Critics suggested that because unions were so tightly bound to the occupation, it was part of a Democratic Party plot. Far-right pundits at Fox News and some left radicals seemed to agree, but the occupation's participants did not.

“Whether you are talking about unions or whether you are talking about the Democratic Party, this is where we saw that the people were out in front of the leaders,” Shmidt points out. “They were ahead of the leaders … the leaders were just catching up.”

There's no way to construe it as being overseen by the Democrats,” Scott said. “Some people might have illusions about the Democrats, but I think that for a lot of people [supporting Wisconsin Democrats] is just very pragmatic and practical.”
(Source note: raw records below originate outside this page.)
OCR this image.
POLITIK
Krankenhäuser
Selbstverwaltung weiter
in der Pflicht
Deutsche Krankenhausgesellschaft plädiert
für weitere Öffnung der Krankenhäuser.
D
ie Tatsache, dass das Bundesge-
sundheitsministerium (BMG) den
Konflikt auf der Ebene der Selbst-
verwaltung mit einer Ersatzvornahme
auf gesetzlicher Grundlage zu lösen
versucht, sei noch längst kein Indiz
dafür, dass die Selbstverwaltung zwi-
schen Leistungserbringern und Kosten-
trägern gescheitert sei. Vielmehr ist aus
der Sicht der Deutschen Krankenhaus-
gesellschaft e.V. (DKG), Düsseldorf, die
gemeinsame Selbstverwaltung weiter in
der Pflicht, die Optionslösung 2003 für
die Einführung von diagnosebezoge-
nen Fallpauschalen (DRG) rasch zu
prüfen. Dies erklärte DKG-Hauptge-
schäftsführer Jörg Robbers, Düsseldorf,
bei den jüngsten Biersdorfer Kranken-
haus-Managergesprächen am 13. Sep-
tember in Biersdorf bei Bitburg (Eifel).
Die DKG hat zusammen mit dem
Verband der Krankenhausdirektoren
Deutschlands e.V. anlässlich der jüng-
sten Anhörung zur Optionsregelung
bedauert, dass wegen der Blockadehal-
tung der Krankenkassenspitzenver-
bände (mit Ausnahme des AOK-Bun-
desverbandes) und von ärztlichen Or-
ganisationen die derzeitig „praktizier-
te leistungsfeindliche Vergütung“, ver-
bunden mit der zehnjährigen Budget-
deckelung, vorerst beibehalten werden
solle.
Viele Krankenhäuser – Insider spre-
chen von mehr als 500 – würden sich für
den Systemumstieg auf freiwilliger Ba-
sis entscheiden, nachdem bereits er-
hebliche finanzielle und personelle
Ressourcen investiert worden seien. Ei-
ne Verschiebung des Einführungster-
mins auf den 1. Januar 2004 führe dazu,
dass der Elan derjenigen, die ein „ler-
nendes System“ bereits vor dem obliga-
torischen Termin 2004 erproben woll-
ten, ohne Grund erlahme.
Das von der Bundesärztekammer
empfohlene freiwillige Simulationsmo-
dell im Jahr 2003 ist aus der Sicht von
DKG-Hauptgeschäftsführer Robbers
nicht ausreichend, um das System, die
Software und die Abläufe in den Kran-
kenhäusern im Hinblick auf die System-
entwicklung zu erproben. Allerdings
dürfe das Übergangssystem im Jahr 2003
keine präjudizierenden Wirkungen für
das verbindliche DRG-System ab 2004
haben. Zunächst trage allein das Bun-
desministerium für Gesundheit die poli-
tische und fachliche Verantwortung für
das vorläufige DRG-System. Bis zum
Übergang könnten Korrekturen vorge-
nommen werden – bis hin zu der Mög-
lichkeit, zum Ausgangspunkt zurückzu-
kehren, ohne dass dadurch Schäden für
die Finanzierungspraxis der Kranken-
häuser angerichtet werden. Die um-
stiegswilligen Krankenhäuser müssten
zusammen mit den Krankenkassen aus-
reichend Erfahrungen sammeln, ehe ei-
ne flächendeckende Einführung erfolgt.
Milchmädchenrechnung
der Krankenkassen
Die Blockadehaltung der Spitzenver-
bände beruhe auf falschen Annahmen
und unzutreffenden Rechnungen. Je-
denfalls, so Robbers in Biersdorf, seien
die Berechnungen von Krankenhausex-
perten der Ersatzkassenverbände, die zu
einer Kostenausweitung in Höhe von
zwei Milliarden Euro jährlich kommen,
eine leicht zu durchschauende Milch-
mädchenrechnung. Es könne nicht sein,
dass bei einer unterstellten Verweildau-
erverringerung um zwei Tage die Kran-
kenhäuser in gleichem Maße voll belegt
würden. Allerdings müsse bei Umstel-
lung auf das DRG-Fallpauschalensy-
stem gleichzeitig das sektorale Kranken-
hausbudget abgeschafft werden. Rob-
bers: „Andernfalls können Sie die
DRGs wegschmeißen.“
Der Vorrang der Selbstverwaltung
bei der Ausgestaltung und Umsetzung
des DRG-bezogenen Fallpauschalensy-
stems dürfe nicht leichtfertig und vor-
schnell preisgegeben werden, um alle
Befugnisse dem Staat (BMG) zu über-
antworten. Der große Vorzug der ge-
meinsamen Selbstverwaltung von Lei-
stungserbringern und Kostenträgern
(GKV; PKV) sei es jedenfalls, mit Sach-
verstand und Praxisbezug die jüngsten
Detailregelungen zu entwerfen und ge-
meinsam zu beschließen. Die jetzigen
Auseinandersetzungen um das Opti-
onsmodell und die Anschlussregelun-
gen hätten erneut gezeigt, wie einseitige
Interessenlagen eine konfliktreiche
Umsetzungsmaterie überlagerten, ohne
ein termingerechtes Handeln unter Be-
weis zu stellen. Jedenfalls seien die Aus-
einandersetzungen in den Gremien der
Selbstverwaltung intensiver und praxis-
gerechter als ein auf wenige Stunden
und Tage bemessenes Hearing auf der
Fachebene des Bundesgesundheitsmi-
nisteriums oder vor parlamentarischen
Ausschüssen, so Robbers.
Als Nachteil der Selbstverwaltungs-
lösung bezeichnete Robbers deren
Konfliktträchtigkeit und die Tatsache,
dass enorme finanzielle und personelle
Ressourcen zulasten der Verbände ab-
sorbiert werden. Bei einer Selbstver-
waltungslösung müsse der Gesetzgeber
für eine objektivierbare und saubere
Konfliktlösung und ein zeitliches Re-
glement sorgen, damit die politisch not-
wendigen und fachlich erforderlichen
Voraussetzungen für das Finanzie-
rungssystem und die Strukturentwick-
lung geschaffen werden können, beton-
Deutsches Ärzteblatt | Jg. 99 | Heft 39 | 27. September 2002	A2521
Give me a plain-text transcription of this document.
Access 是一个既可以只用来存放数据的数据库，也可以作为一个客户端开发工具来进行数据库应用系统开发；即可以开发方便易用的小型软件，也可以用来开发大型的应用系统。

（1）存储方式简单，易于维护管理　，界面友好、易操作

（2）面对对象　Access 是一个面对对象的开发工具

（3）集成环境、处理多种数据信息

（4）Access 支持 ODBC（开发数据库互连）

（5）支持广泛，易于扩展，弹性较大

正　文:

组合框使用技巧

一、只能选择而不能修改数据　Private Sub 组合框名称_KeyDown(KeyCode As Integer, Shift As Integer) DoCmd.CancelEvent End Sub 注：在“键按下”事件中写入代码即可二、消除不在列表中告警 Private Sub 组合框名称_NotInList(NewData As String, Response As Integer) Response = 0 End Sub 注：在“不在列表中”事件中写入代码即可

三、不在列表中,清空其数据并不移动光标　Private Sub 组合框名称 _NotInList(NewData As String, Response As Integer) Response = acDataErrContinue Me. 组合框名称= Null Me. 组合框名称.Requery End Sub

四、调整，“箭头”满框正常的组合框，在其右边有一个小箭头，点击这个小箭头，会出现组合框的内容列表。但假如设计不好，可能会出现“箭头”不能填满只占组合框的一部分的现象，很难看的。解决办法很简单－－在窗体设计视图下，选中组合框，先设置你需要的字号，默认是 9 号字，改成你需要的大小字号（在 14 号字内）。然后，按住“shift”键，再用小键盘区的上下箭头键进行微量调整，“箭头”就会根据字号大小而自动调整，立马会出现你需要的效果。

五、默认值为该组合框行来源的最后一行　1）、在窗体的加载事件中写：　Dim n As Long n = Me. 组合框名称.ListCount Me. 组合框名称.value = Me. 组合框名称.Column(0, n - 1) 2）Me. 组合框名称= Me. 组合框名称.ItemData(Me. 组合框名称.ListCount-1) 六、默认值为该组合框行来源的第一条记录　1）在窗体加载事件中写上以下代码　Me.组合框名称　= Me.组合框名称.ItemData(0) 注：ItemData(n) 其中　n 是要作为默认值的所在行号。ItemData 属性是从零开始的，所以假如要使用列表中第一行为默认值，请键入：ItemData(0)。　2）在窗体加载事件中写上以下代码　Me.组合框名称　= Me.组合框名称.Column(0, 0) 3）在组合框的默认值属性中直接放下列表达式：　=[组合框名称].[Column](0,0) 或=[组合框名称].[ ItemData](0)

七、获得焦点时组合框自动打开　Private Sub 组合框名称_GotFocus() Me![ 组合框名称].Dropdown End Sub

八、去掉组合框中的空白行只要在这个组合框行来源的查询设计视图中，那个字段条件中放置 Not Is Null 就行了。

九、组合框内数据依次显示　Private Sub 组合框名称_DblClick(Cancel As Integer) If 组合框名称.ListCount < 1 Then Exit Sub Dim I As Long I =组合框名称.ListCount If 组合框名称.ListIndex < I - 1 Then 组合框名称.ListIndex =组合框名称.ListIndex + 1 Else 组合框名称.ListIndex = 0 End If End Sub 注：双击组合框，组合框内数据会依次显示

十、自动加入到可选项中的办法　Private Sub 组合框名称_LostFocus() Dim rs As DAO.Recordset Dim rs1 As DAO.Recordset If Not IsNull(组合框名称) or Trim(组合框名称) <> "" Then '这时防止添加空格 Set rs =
“It wasn't like we were following orders from the Democrats, not at all,” Young-Hyman adds. “We wanted to apply maximum political pressure to everyone. Obviously, we needed them to play a role, but our role was keeping the pressure on.”

“We're not working for the Party,” Vines said of the ASO. “We're working for the middle class, the working class, the working poor and students.”

Bird, who organizes now with the ASO, said he considers the Senate Democrats heroes for standing up to the bill and fleeing the state, but he emphasized that they played no greater role in the occupation than anyone else. “[They] were supporting [the occupation],” he said, “but in no way, shape or form were they running anything.”

Lam does not view the actions of the Democrats as being too radical. “The Republicans are doing these outrageous things and the Democrats don't even have to say that they are trying to do something progressive,” she said. “All they have to do is say they are opposed to these absolutely crazy things, and then all the sudden they are heroes.”

While he is backing the recall efforts, UW graduate student Mario Bruzzone is nervous about how they will pan out as far as the social movement is concerned. “As always, the devil's in the details,” he said, emphasizing that it's less important what the movement is doing electorally as much as how they are doing it. “Whether that then gets mobilized outside of just electoral politics, that's the million-dollar question right now,” he said.

With the Tea Party gaining power nationally as unions struggle to become relevant to their members and the Democratic Party loses support from its own base as a result of Obama's two faces, it is an important time to assess the power of the Wisconsin movement and identify its successes and shortcomings.

For now, organizers say that the statewide recall efforts are going successfully, while yet-to-be-public plans to expand the capacity of the grassroots organizing efforts are in the works.

They are thinking of this as a long fight, one that started at the Capitol but that is now fanning out across the state.

Indeed, this is still a young movement.